After the arrest, the police “agreed on what to do,” says the trial.

“In an illegal effort to justify their frightening attack on Mr. Kennedy, the accused officers created false reports which claimed that Mr. Kennedy had committed several criminal batteries against them,” he said.

According to a police report provided to NBC News by Smith, officers wrote that they arrested Kennedy because he was looking directly at them, stiffening his body and dilating his eyes.

“Kennedy adjusted his hands and manipulated his front knee area,” the officers wrote, saying they thought Kennedy may have been carrying a gun.

The police report says Kennedy waved his arms at Ridgner and yelled at him not to touch him.

Kennedy was arrested on two counts of resisting arrest and one count of aggravated assault of a police officer. The charges were dropped in December.

The lawsuit says the charges were dropped because “there was no case” against Kennedy.

The Chicago Police Department said in a statement on Saturday: “We cannot comment on pending or proposed litigation.” The agency did not respond to questions about whether Constables Ridgner and Abramson were being disciplined following the arrest.

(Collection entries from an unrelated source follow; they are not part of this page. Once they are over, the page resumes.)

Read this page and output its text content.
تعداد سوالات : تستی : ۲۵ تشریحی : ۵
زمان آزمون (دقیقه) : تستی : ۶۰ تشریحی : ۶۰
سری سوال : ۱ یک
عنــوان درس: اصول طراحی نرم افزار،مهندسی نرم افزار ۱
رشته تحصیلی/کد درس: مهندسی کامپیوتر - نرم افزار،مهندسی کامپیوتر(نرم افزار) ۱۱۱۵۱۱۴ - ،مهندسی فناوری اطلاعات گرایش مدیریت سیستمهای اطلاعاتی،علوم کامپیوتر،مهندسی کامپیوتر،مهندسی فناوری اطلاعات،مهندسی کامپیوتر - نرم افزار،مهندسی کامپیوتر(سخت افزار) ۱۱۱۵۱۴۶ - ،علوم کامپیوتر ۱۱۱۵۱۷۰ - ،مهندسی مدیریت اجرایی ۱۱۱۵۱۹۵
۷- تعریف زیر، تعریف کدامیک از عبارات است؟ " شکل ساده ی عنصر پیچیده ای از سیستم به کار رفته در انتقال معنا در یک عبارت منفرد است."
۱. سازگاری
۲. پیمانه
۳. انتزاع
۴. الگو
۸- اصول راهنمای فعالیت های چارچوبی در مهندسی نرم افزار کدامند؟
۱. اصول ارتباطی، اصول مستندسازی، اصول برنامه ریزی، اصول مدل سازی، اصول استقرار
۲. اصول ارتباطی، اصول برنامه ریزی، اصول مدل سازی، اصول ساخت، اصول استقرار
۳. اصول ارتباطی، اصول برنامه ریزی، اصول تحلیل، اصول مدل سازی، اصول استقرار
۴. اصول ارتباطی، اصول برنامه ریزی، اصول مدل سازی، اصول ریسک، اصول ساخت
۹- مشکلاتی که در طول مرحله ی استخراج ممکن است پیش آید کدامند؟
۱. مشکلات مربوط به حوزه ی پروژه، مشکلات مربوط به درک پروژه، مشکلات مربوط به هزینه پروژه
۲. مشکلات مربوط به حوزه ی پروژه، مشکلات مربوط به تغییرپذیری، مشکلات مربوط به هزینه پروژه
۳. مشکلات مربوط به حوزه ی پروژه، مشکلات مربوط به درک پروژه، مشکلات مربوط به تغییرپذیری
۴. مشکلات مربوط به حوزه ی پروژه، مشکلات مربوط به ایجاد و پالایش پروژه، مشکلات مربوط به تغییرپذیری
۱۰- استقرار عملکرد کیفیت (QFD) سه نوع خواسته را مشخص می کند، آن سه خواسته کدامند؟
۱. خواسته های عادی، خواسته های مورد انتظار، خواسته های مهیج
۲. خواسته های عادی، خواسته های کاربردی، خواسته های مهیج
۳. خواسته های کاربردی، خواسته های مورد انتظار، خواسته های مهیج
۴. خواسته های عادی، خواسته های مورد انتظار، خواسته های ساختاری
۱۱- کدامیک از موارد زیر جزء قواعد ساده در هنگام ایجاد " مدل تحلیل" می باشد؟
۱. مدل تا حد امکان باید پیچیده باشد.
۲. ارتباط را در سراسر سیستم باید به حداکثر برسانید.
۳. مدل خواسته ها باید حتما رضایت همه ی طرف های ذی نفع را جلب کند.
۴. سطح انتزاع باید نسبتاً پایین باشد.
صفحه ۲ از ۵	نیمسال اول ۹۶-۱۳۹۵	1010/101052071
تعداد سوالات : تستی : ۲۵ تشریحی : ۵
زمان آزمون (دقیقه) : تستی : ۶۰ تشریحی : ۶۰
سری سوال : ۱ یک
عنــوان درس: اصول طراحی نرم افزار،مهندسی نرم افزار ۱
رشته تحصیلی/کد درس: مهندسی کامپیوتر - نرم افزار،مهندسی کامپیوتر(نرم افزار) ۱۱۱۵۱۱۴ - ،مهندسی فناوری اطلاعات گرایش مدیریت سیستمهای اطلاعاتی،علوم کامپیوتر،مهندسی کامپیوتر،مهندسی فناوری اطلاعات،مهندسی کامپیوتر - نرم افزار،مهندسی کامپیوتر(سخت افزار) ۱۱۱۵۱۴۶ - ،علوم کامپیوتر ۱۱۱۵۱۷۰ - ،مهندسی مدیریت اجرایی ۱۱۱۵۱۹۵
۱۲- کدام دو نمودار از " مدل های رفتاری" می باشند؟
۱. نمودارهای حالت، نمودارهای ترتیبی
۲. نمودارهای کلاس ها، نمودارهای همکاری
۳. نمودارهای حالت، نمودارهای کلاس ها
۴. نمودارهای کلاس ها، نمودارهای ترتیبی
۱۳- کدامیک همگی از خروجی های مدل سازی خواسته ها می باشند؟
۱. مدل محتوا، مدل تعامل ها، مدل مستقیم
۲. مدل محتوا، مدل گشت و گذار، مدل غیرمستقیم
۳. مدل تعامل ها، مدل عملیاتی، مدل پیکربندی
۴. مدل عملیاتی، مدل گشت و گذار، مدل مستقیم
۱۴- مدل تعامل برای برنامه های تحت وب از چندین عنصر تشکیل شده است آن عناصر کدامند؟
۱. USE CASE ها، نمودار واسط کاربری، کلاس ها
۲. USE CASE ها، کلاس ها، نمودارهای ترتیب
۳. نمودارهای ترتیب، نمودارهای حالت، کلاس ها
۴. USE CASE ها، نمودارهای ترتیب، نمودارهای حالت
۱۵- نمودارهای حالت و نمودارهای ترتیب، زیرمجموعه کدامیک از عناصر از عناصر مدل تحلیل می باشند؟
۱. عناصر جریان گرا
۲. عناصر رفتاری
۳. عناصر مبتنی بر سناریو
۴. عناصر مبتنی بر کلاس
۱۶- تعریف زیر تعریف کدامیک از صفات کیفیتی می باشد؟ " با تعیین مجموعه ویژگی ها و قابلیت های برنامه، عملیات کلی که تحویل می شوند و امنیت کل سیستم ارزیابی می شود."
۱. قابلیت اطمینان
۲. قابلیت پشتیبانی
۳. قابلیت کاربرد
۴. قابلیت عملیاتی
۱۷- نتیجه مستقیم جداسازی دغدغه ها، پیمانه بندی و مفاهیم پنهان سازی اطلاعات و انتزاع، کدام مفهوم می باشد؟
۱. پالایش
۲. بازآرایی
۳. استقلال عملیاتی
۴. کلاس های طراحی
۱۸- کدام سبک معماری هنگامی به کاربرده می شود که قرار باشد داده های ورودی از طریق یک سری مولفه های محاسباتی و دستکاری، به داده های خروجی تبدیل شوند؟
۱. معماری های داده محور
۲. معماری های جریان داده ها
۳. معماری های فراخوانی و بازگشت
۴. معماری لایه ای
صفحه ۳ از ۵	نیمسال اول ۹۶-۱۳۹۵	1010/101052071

Agents could not be reached at the phone numbers listed for them.

Smith said on Saturday his client had suffered trauma since the incident. He filed a lawsuit because he wants the police department to be held to account for the arrest and to treat the way their officers treat people on the west and south sides of Chicago, who are mainly minority areas.

“We want the city, whether it’s the mayor or the police, to look ahead to how officers are getting to these neighborhoods with a plan to be ‘us versus them’,” Smith said. “We want it to stop at a global level.”

Kennedy is asking for compensatory damages because the officers “acted in a malicious, senseless or oppressive manner.”